Ferrari must have “courage” to change development path if that is what’s required to be more competitive, according to Team Principal, Mattia Binotto.
The Italian Formula 1 team has had a difficult start to the season, having found themselves a long way off the pace of Mercedes, and they appear to currently have the fifth fastest car, behind the Silver Arrows, Red Bull, Racing Point and McLaren.
The Hungarian Grand Prix was another disappointing weekend for the team, with Sebastian Vettel and Charles Leclerc finishing sixth and 11th respectively, and both cars were lapped by the Mercedes of Lewis Hamilton.

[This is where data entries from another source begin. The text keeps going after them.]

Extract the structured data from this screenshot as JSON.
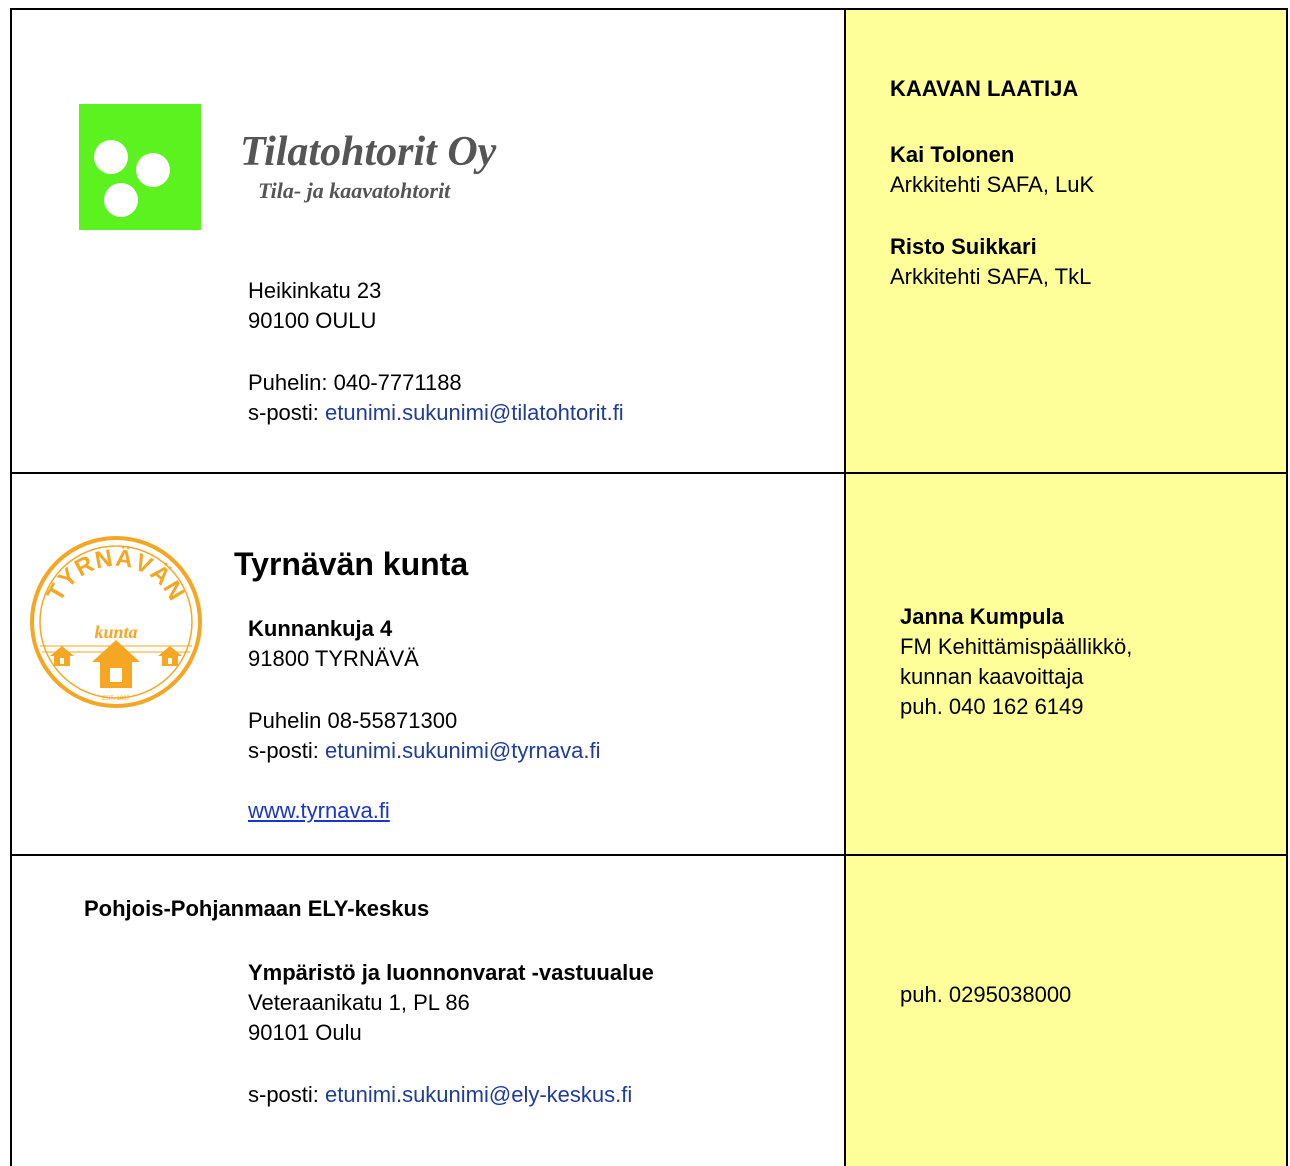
{
  "tilatohtorit": {
    "company": "Tilatohtorit Oy",
    "subtitle": "Tila- ja kaavatohtorit",
    "address_line1": "Heikinkatu 23",
    "address_line2": "90100 OULU",
    "phone": "Puhelin: 040-7771188",
    "email_label": "s-posti: ",
    "email": "etunimi.sukunimi@tilatohtorit.fi",
    "logo_color": "#5cf21f"
  },
  "authors": {
    "heading": "KAAVAN LAATIJA",
    "person1_name": "Kai Tolonen",
    "person1_title": "Arkkitehti SAFA, LuK",
    "person2_name": "Risto Suikkari",
    "person2_title": "Arkkitehti SAFA, TkL"
  },
  "tyrnava": {
    "title": "Tyrnävän kunta",
    "street": "Kunnankuja 4",
    "postal": "91800 TYRNÄVÄ",
    "phone": "Puhelin 08-55871300",
    "email_label": "s-posti: ",
    "email": "etunimi.sukunimi@tyrnava.fi",
    "website": "www.tyrnava.fi",
    "logo_text_top": "TYRNÄVÄN",
    "logo_text_mid": "kunta",
    "logo_text_est": "EST. 1867",
    "logo_color": "#f5a623"
  },
  "tyrnava_contact": {
    "name": "Janna Kumpula",
    "title_line1": "FM Kehittämispäällikkö,",
    "title_line2": "kunnan kaavoittaja",
    "phone": "puh. 040 162 6149"
  },
  "ely": {
    "heading": "Pohjois-Pohjanmaan ELY-keskus",
    "unit": "Ympäristö ja luonnonvarat -vastuualue",
    "street": "Veteraanikatu 1, PL 86",
    "postal": "90101 Oulu",
    "email_label": "s-posti: ",
    "email": "etunimi.sukunimi@ely-keskus.fi"
  },
  "ely_contact": {
    "phone": "puh. 0295038000"
  },
  "colors": {
    "sidebar_bg": "#ffff99",
    "link": "#1f3c99"
  }
}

Ferrari has suffered with power performance since they had to alter their power unit after an FIA investigation last season, but the twisty nature of the Hungaroring circuit means that power performance is less critical.
As such, last weekend’s race has put the design of the SF1000 under the spotlight, with the lack of competitiveness suggesting there are a number of flaws with Ferrari’s design philosophy for 2020, and Binotto has said that changes must be made in order to see an improvement.
“An extremely disappointing Sunday and the result is very hard to swallow,” the Ferrari Team Principal said after the race.
“In qualifying, we had got the most out of the car as it is at the moment, but in the race that was not the case.
“To be lapped is very painful for us and our fans.
“Now we return home after this very long trip and we have to try everything we can to improve as much as possible in every area.
“Everyone will have to analyse their work and have the courage to change course if necessary, because the current dynamic is unacceptable. There is no other solution to fix this situation.”
Leclerc also acknowledged that his team has a lot of work to do, after Ferrari made a strategy error putting him on the soft tyres when the track started to dry.
But, even when he switched on to a better compound, the monegasque driver admitted his car was “slow”.
“I’m not sure what happened, because we didn’t make changes to the car, but it was extremely hard to drive, as the balance was so much worse than Friday and Saturday, when it was actually better than expected,” added the 22-year-old.
“It just didn’t feel like the same car.
“We need to look further into that to try and understand, as I was struggling a lot.
“We stopped for Softs a bit earlier than others and maybe it was a bit too optimistic.
“But it was a good call and I managed a few quick laps, but there was only one dry line so I could not overtake and, with hindsight the Soft was not the best choice.
“After that we were just slow. There’s lot of work ahead of us.”